Should I Specifically Name My Children In My Will?
Taking the time to consider getting a Will is a good first step, given that the majority of Ontarians do not even have one (estimates put the figure at a little over 50% for those not possessing a Will). While you can write your own Will, having a lawyer do it for you can help you navigate the often-underestimated process of drafting a Will, including the many legal considerations and formalities in creating a valid Will.
When contemplating what to include in your Will, your children are likely to be your primary concern. If you were to die without a Will (that is, to die “intestate”), the laws in Ontario are such that, if you are married, a preferential share of $200,000 would go to your surviving spouse, and the remainder of the assets in your estate would be divided between your spouse and any children. Furthermore, your children would have access to this share of the value of your estate the moment they reach the age of the majority, which in Ontario is 18 years of age. For many parents, this is not a desirable outcome, given the understandable concern over leaving large sums of money to children at such a young age. Further, the surviving spouse in this case would have no say in distributing the share apportioned to the children, or at what age they would gain access to the funds.

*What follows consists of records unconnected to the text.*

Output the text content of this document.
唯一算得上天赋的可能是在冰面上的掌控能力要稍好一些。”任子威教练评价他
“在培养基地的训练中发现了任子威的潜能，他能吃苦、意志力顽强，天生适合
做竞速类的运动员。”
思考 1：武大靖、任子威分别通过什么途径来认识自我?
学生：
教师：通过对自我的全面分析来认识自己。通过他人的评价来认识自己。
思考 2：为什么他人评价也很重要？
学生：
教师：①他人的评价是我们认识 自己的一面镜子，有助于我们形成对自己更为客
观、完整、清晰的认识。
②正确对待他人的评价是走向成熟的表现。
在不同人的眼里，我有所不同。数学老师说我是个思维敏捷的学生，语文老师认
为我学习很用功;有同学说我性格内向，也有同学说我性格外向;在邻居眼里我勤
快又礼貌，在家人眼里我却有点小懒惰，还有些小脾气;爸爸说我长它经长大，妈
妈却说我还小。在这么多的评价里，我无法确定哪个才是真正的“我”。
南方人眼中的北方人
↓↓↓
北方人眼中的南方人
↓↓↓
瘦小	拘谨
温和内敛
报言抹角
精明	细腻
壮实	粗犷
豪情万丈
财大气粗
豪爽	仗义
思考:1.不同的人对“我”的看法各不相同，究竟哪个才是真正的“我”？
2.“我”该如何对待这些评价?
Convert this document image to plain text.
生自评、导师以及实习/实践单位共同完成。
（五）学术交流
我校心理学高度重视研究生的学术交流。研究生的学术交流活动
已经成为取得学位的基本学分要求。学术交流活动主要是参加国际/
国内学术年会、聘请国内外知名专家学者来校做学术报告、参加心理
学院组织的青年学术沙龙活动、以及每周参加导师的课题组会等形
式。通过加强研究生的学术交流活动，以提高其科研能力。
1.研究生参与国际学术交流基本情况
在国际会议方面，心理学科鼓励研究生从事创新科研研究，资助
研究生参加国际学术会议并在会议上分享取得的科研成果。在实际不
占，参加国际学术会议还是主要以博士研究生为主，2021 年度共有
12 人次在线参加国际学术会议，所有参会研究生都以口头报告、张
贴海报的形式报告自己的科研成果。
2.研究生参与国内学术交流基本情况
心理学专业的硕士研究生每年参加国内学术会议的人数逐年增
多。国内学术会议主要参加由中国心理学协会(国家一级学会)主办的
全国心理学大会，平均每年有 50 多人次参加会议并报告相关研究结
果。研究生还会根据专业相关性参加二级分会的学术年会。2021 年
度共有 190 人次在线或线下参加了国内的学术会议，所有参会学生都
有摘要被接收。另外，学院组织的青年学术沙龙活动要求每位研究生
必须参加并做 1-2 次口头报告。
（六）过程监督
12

In a situation where both parents were to die intestate, all of the funds would go to the children, the surviving next of kin, to be available immediately upon each reaching the age of majority. For parents, this would arguably be an even worse outcome in most situations. If this were to happen, the Office of the Children’s Lawyer (OCL) may become involved as it is its mandate to represent the personal and property rights of minors, including estate and trust matters.
In order to address these issues, one solution would be for a lawyer to draft a minor beneficiaries trust (i.e., Children’s Trust) in the Will which would specify the person responsible for the control and payment of the shares to the children, known as the Trustee. The Trustee can be the same person named as the Estate Trustee (Executor) or a different person. The Trust would also specify at what age(s) the children would be entitled to receive their share and for what purposes. This is particularly important where a child has a disability or requires extra care, in which case a Henson Trust is recommended.
Furthermore, intestate deaths make no distinction between minor and adult children. Therefore, if you desire to exclude adult children from an interest in your estate, or reduce the share made available to them for the benefit of your dependent minor children, drafting a Will to specify these distinctions would be advisable. You can also include a guardian clause in your Will for minor children to reflect your wishes and help to ensure that they are properly cared for.
Fortunately, a properly drafted Will, prepared by a lawyer, is able to remedy the problems presented by these eventualities and many others, and can put your mind at ease knowing that your children and loved ones will be properly cared for.